|Alma mater||McGill University (BSc, MSc, PhD)|
|Thesis||Historical Linguistics as a Stochastic Process (1969)|
|Doctoral advisor||Donald Andrew Dawson|
David Sankoff (born December 31, 1942) is a Canadian mathematician, bioinformatician, computer scientist and linguist. He holds the Canada Research Chair in Mathematical Genomics in the Mathematics and Statistics Department at the University of Ottawa, and is cross-appointed to the Biology Department and the School of Information Technology and Engineering. He was founding editor of the scientific journal Language Variation and Change (Cambridge) and serves on the editorial boards of a number of bioinformatics, computational biology and linguistics journals. Sankoff is best known for his pioneering contributions in computational linguistics and computational genomics. He is considered to be one of the founders of bioinformatics. In particular, he had a key role in introducing dynamic programming for sequence alignment and other problems in computational biology. In Pavel Pevzner's words, "[ Michael Waterman ] and David Sankoff are responsible for transforming bioinformatics from a ‘stamp collection' of ill-defined problems into a rigorous discipline with important biological applications."

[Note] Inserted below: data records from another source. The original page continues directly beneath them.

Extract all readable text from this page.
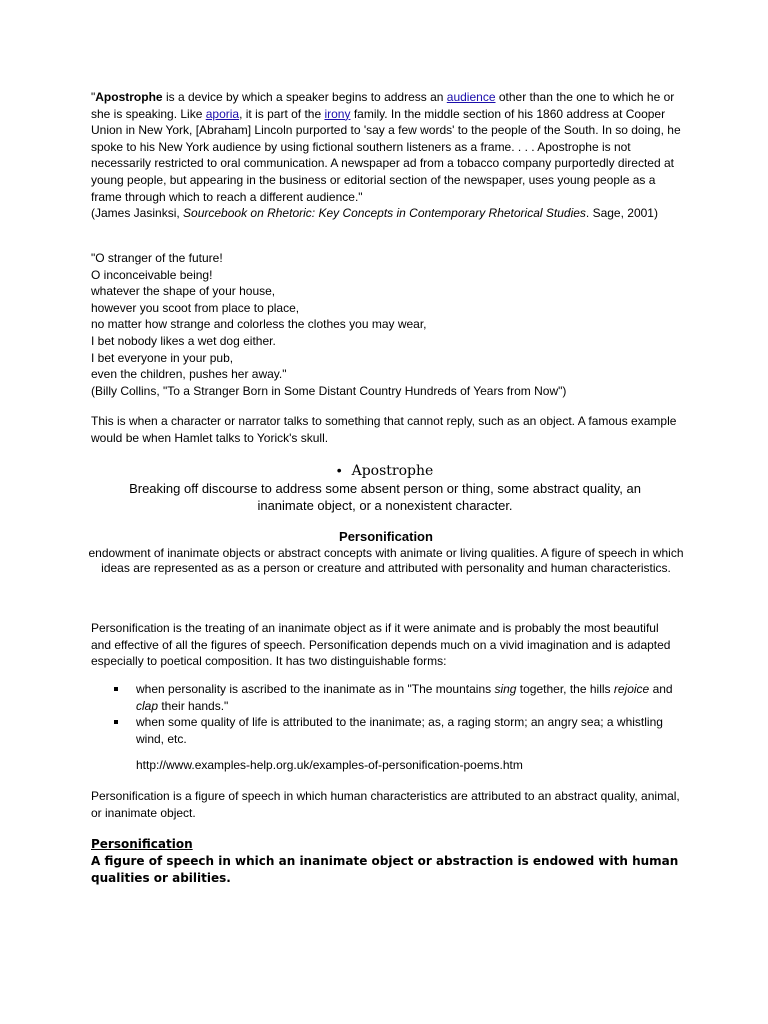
"Apostrophe is a device by which a speaker begins to address an audience other than the one to which he or she is speaking. Like aporia, it is part of the irony family. In the middle section of his 1860 address at Cooper Union in New York, [Abraham] Lincoln purported to 'say a few words' to the people of the South. In so doing, he spoke to his New York audience by using fictional southern listeners as a frame. . . . Apostrophe is not necessarily restricted to oral communication. A newspaper ad from a tobacco company purportedly directed at young people, but appearing in the business or editorial section of the newspaper, uses young people as a frame through which to reach a different audience."
(James Jasinksi, Sourcebook on Rhetoric: Key Concepts in Contemporary Rhetorical Studies. Sage, 2001)

"O stranger of the future!
O inconceivable being!
whatever the shape of your house,
however you scoot from place to place,
no matter how strange and colorless the clothes you may wear,
I bet nobody likes a wet dog either.
I bet everyone in your pub,
even the children, pushes her away."
(Billy Collins, "To a Stranger Born in Some Distant Country Hundreds of Years from Now")

This is when a character or narrator talks to something that cannot reply, such as an object. A famous example would be when Hamlet talks to Yorick's skull.

• Apostrophe
Breaking off discourse to address some absent person or thing, some abstract quality, an inanimate object, or a nonexistent character.
Personification
endowment of inanimate objects or abstract concepts with animate or living qualities. A figure of speech in which ideas are represented as as a person or creature and attributed with personality and human characteristics.

Personification is the treating of an inanimate object as if it were animate and is probably the most beautiful and effective of all the figures of speech. Personification depends much on a vivid imagination and is adapted especially to poetical composition. It has two distinguishable forms:

when personality is ascribed to the inanimate as in "The mountains sing together, the hills rejoice and clap their hands."
when some quality of life is attributed to the inanimate; as, a raging storm; an angry sea; a whistling wind, etc.
http://www.examples-help.org.uk/examples-of-personification-poems.htm

Personification is a figure of speech in which human characteristics are attributed to an abstract quality, animal, or inanimate object.

Personification
A figure of speech in which an inanimate object or abstraction is endowed with human qualities or abilities.
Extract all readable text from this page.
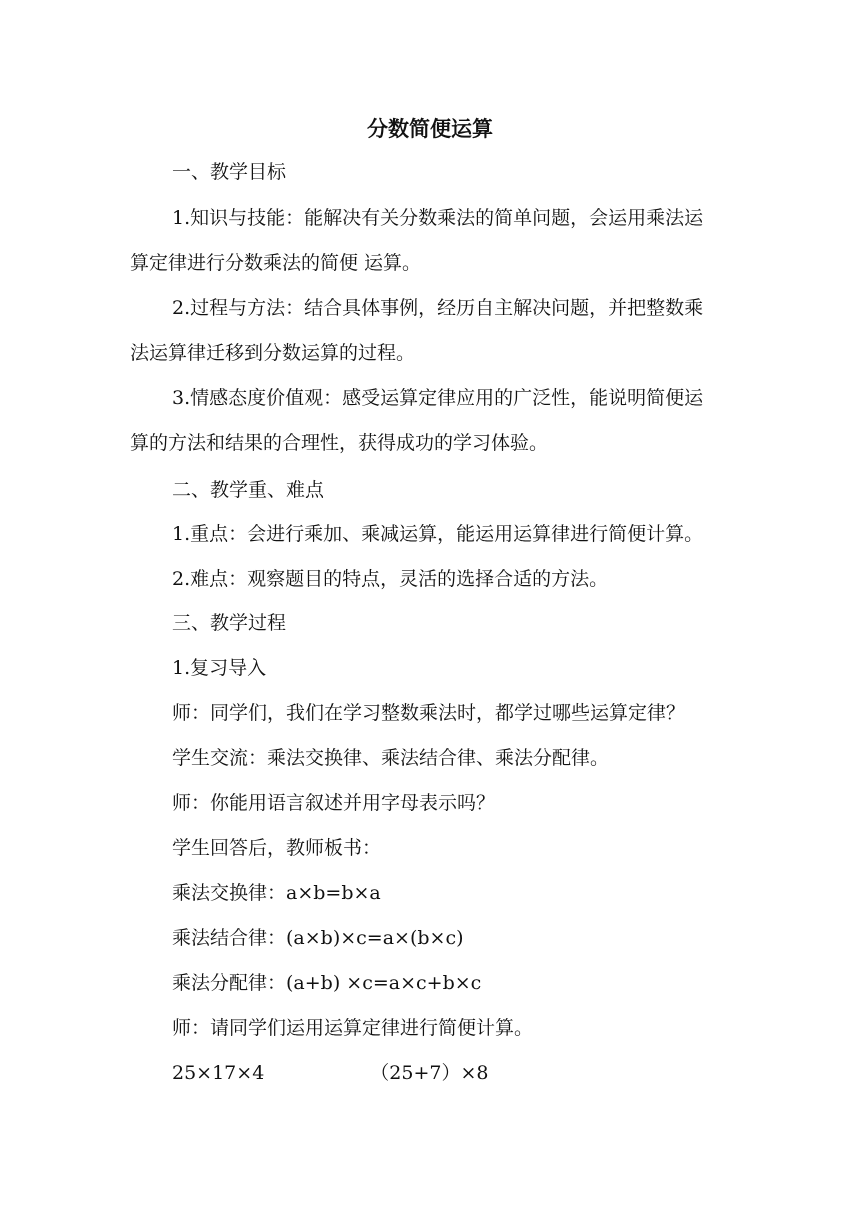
分数简便运算
一、教学目标
1.知识与技能：能解决有关分数乘法的简单问题，会运用乘法运
算定律进行分数乘法的简便 运算。
2.过程与方法：结合具体事例，经历自主解决问题，并把整数乘
法运算律迁移到分数运算的过程。
3.情感态度价值观：感受运算定律应用的广泛性，能说明简便运
算的方法和结果的合理性，获得成功的学习体验。
二、教学重、难点
1.重点：会进行乘加、乘减运算，能运用运算律进行简便计算。
2.难点：观察题目的特点，灵活的选择合适的方法。
三、教学过程
1.复习导入
师：同学们，我们在学习整数乘法时，都学过哪些运算定律？
学生交流：乘法交换律、乘法结合律、乘法分配律。
师：你能用语言叙述并用字母表示吗？
学生回答后，教师板书：
乘法交换律：a×b=b×a
乘法结合律：(a×b)×c=a×(b×c)
乘法分配律：(a+b) ×c=a×c+b×c
师：请同学们运用运算定律进行简便计算。
25×17×4	（25+7）×8
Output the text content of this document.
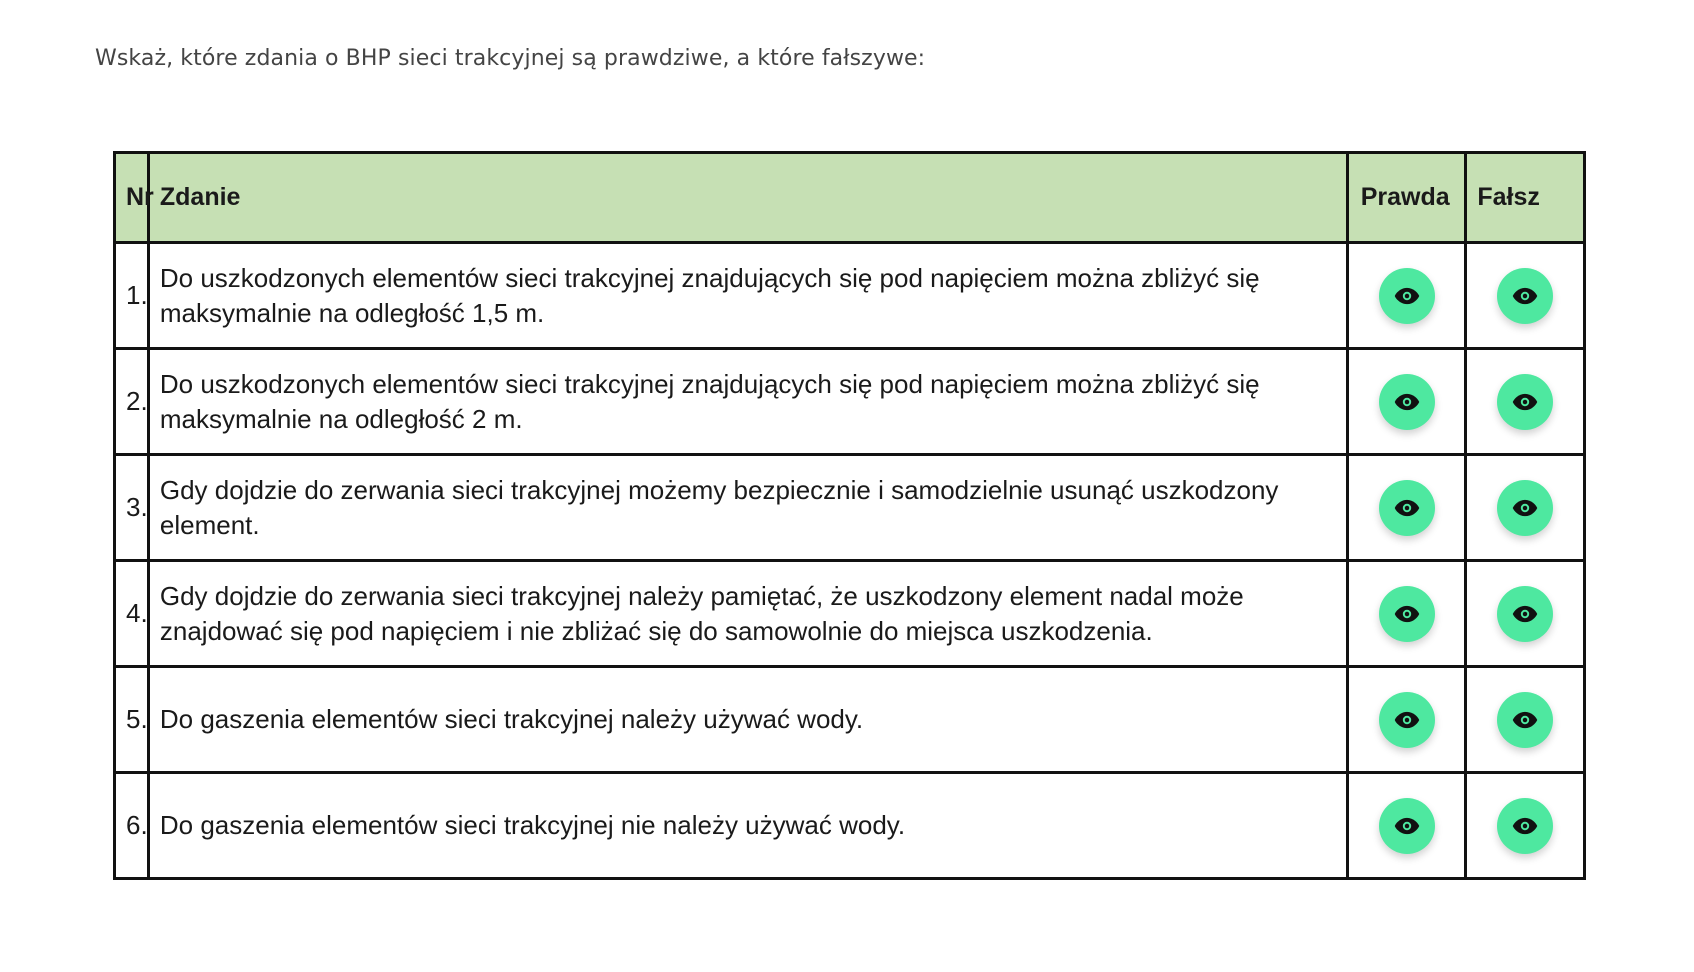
Wskaż, które zdania o BHP sieci trakcyjnej są prawdziwe, a które fałszywe:
Nr	Zdanie	Prawda	Fałsz
1.	Do uszkodzonych elementów sieci trakcyjnej znajdujących się pod napięciem można zbliżyć się maksymalnie na odległość 1,5 m.	

2.	Do uszkodzonych elementów sieci trakcyjnej znajdujących się pod napięciem można zbliżyć się maksymalnie na odległość 2 m.	

3.	Gdy dojdzie do zerwania sieci trakcyjnej możemy bezpiecznie i samodzielnie usunąć uszkodzony element.	

4.	Gdy dojdzie do zerwania sieci trakcyjnej należy pamiętać, że uszkodzony element nadal może znajdować się pod napięciem i nie zbliżać się do samowolnie do miejsca uszkodzenia.	

5.	Do gaszenia elementów sieci trakcyjnej należy używać wody.	

6.	Do gaszenia elementów sieci trakcyjnej nie należy używać wody.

Sankoff published his first paper in 1963 while he was an undergraduate student in Mathematics at McGill University. Starting with his doctoral research, he developed mathematical formulations to a number of pivotal concepts in socio- and historical linguistics, including glottochronology, variable rules analysis (with Henrietta Cedergren), the linguistic marketplace and code switching.
After completing his Ph.D. in Mathematics, Sankoff began his academic career at the University of Montreal in 1969. In 1971, Sankoff became interested in molecular sequence comparison and devised the first quadratic-time variant of the Needleman-Wunsch algorithm for pairwise sequence alignment. In 1973, Sankoff and Robert Cedergren developed a joint estimation method for phylogeny and multiple sequence alignment of 5S ribosomal RNA, laying the algorithmic foundations of comparative genomics. In 1975, Sankoff and Václav Chvátal studied the behavior of the longest common subsequence problem on random inputs; the constants of proportionality arising in this study have come to be known as the Chvátal–Sankoff constants. In 1980, Robert Cedergen and David Sankoff created the first research group in bioinformatics at the University of Montreal. Sankoff's work in bioinformatics addresses RNA secondary structure, genome rearrangements, sequence alignment, genome evolution and phylogenetics.